1. He seems to have invented two genres that have completely altered the musical landscape. With Minor Threat he transformed punk rock into something almost unfathomably fast and loud called 'Hardcore' and then when that grew old real quick he pioneered something called 'emo-core' with his new band Fugazi. Soon the '-core' was dropped and 'emo' was upon us.
2. Started a record label so he wouldn't be beholden to anyone in the pursuit of music. Dischord has chronicled Washington, DC hardcore music since its inception.
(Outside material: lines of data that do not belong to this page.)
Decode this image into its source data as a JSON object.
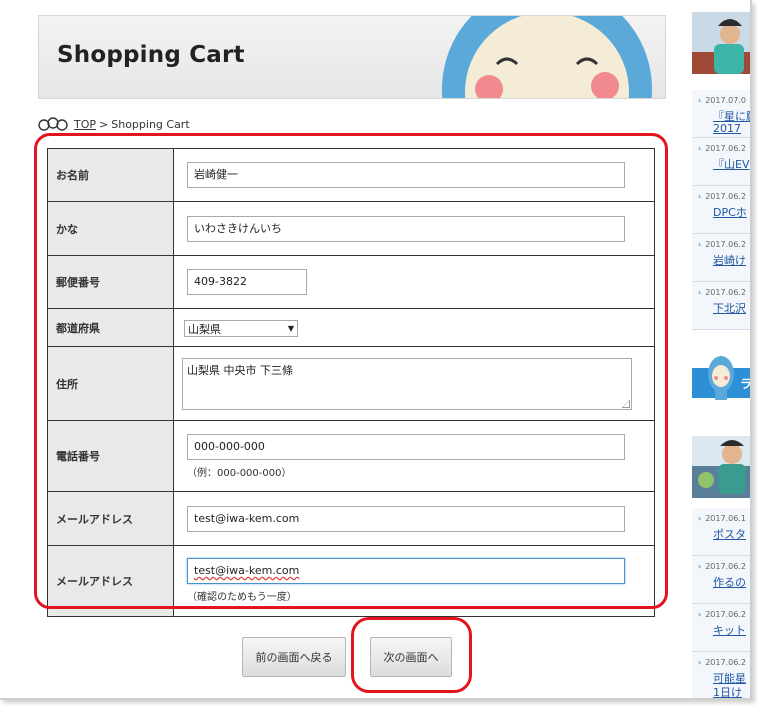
{
  "header": {
    "title": "Shopping Cart"
  },
  "breadcrumb": {
    "top_label": "TOP",
    "separator": ">",
    "current": "Shopping Cart"
  },
  "form": {
    "rows": {
      "name": {
        "label": "お名前",
        "value": "岩崎健一"
      },
      "kana": {
        "label": "かな",
        "value": "いわさきけんいち"
      },
      "postal": {
        "label": "郵便番号",
        "value": "409-3822"
      },
      "prefecture": {
        "label": "都道府県",
        "selected": "山梨県"
      },
      "address": {
        "label": "住所",
        "value": "山梨県 中央市 下三條"
      },
      "phone": {
        "label": "電話番号",
        "value": "000-000-000",
        "hint": "（例：000-000-000）"
      },
      "email": {
        "label": "メールアドレス",
        "value": "test@iwa-kem.com"
      },
      "email_confirm": {
        "label": "メールアドレス",
        "value": "test@iwa-kem.com",
        "hint": "（確認のためもう一度）"
      }
    }
  },
  "buttons": {
    "back": "前の画面へ戻る",
    "next": "次の画面へ"
  },
  "sidebar": {
    "items_top": [
      {
        "date": "2017.07.0",
        "title": "『星に願",
        "title2": "2017"
      },
      {
        "date": "2017.06.2",
        "title": "『山EV"
      },
      {
        "date": "2017.06.2",
        "title": "DPCホ"
      },
      {
        "date": "2017.06.2",
        "title": "岩崎け"
      },
      {
        "date": "2017.06.2",
        "title": "下北沢"
      }
    ],
    "banner_label": "ラ",
    "items_bottom": [
      {
        "date": "2017.06.1",
        "title": "ポスタ"
      },
      {
        "date": "2017.06.2",
        "title": "作るの"
      },
      {
        "date": "2017.06.2",
        "title": "キット"
      },
      {
        "date": "2017.06.2",
        "title": "可能星",
        "title2": "1日け"
      }
    ]
  },
  "colors": {
    "annotation_red": "#e3141d",
    "sidebar_blue": "#2d8fd6",
    "link_blue": "#1f57a6"
  }
}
Since the 1980's, his bands have sold enough albums to be considered successful by any standard. The possibility of this becoming extremely lucrative has been there for well over 20 years. But his unrelenting focus on music itself has led to some principled decisions. They don't sell merchandise...no t-shirts, no stickers, no mugs, no key chains, nothing but the music itself. This is why you might see a 'THIS IS NOT A FUGAZI T-SHIRT' on the street.
Also, Fugazi refuses to play any show that isn't open to all ages. If you can't legally admit an 11 year old, they will not book themselves into your venue.
In addition, they keep the costs of their music way, way down. If you go to the Dischord website, you can buy a full-length CD for $12.
I never saw Minor Threat while they were together, but if you want to hear where most of the loud music on the radio today comes from, check out their back catalog. Fugazi has also gone by the wayside but I caught them in NYC when they played Roseland.
I remember being struck by how many true teenagers were in the audience. As usual, Fugazi had insisted on an all-ages show. $10 to get in. Which means that Roseland kept almost all of that and Fugazi didn't make much profit because they refused to charge $20 a ticket.
I don't remember who I went with. Fugazi took the stage quite early knowing that the majority of the audience had to get up and go to junior high in the morning. As they tore into their amazing set-list, the inevitable mosh-pit nonsense occurred. From way back up in my seat I could see the swirling mass that I used to participate in when I was younger. I no longer saw the novelty of letting strangers abuse me to a backbeat.
Suddenly, whatever song Fugazi was playing stopped. Ian stepped to the mike and said, "People up front are getting crushed. Everyone has to move back 30 feet." Then Fugazi proceeded to wait silently while the crowd eased up and allowed the people pressed against the stage to get some room. Throughout the show this happened repeatedly.
Now, some people find this kind of attention to justice annoying in a rock band. They claim that a certain level of danger is appropriate in a politically charged high octane performance atmosphere.
I bet the girls up front getting smashed into a concrete divider beg to differ.